Update 1/8/2022: On July 29th, 2022, Swvl announced that it would be backing out of the Zeelo acquisition, citing financial market volatility given the current global economic situation.
Swvl, the recently-minted mass transit solutions public company, has made great strides in the years since its launch in 2017. Founded in Egypt by three friends, with $30,000 in personal savings, and the goal of improving public transport in their home country, the company has gone on to reach a $1.5 billion valuation, public status, and a $160 million figure in projected revenue by 2022’s close.
Now based in Dubai, the company is making bold moves across the international spectrum, acquiring smaller rivals and peers left and right in an effort to expand its footprint. This year alone, the company has announced 4 acquisitions so far, with 6 acquisitions total to date. In 2021, it announced acquisitions of Spain’s on-demand bus service and Argentine’s mass transit company ViaPool, the latter of which would secure swvl’s entry into LATAM.
2022 acquisitions
In March, swvl announced it would be acquiring door2door, a German mobility platform that partners with municipalities, public transit operators, corporations, and automotive companies, providing software for on-demand mobility, multimodal routing and mobility analytics. With this move, swvl effectively secured its expansion into Central Europe.

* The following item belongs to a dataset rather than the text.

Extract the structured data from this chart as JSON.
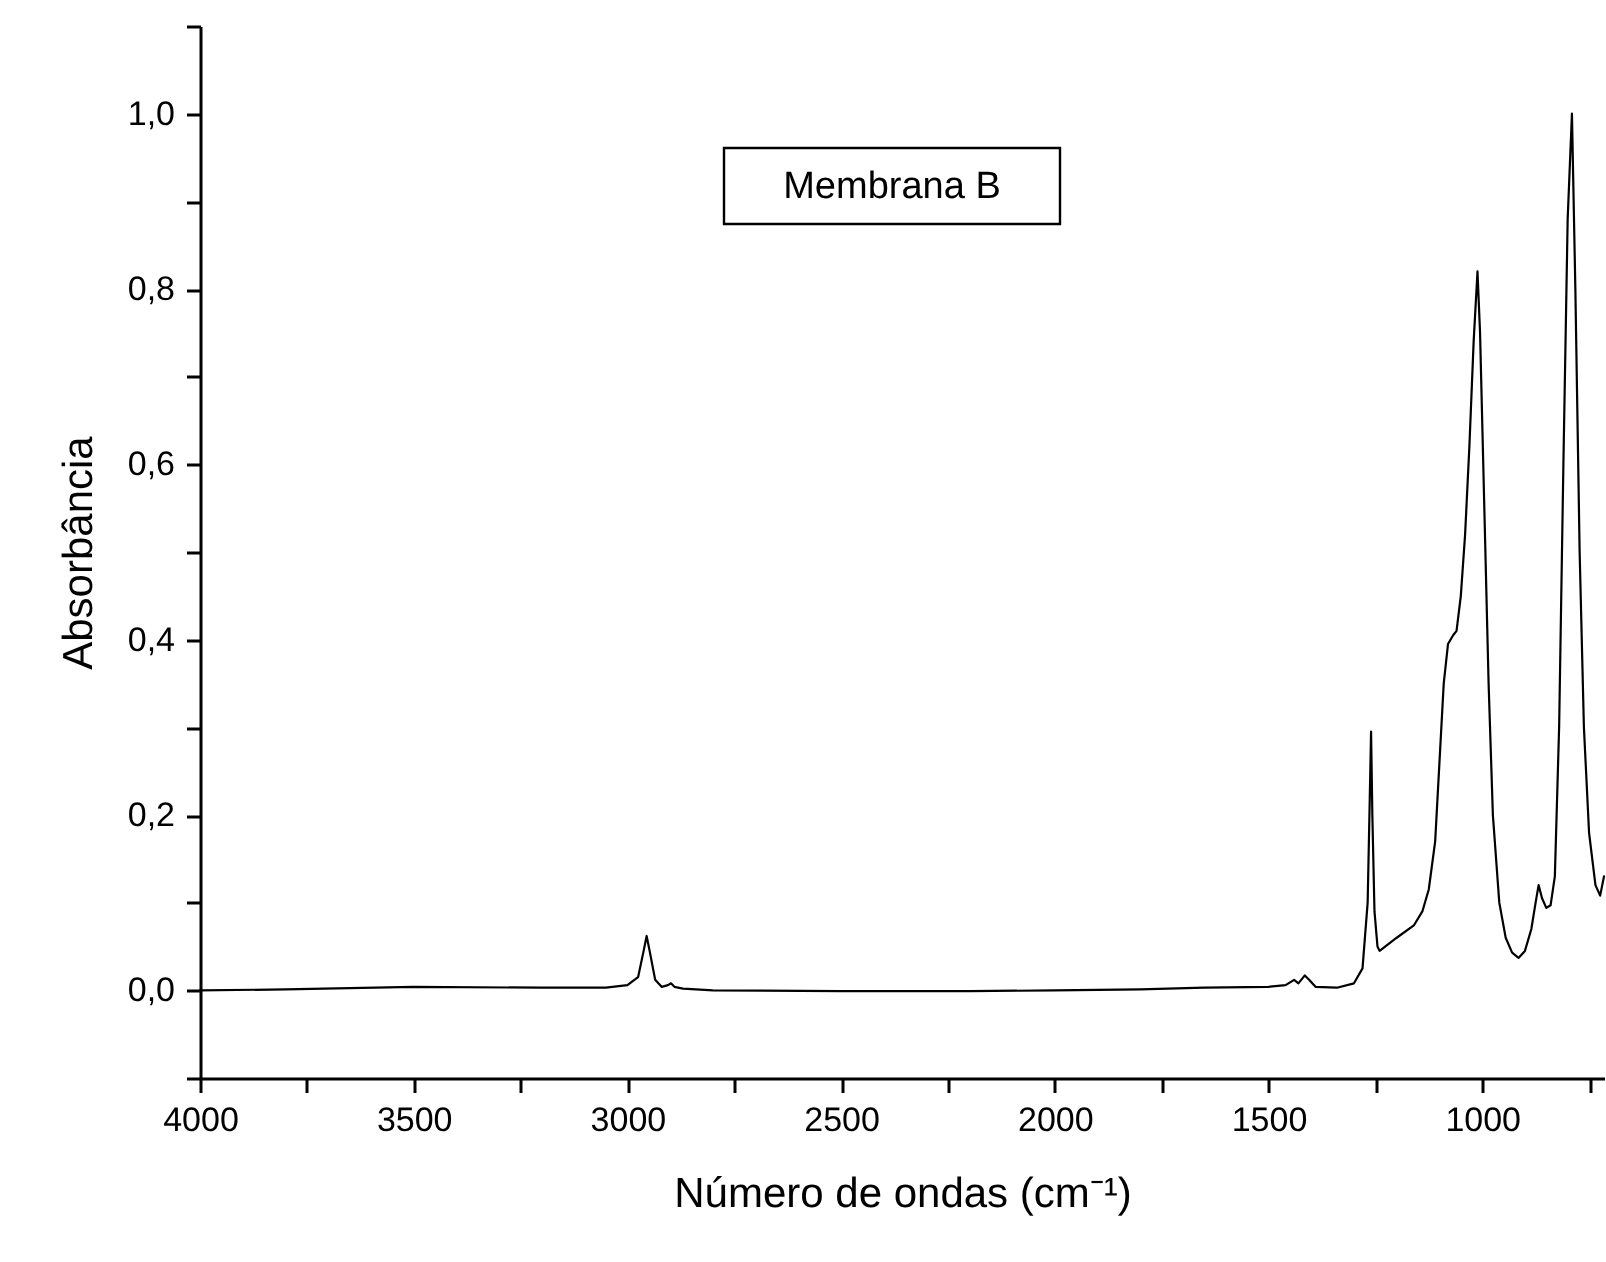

In April, it announced not one, but two planned acquisitions. Volt Lines, a Turkish transportation-as-a-service operator, was the first purchase. The company said that this would help it build out its corporate offerings while also getting a foothold in Turkey so it can expand its B2C service there.
Next came Zeelo, the UK's largest smart bus platform and technology scale-up (measured by bookings), the purchase of which would provide swvl with a launchpad to rapidly land and expand business operations in three strategic developed markets including the UK, South Africa and the US.
Finally, this month, the mobility unicorn announced it would acquire Urbvan, a Mexico-based shared mobility platform that provides tech-enabled transportation services to Latin America's second-largest country by population.
Commenting on their latest purchase deal, Swvl’s CFO Youssef Salem noted, "The acquisition of Urbvan contributes towards all the key objectives of our recently announced portfolio optimisation plan: opportunity to enhance margins, turn cash flow positive in 2023, focus on high profitability segments TaaS and SaaS, expand in higher ticket fare markets and extract more value from our proprietary technology stack.”
Swvl’s shopping spree isn’t ending anytime soon, it would seem, as the company pursues what many other scaling tech companies once did in their rise: the ever-elusive concept of profitability.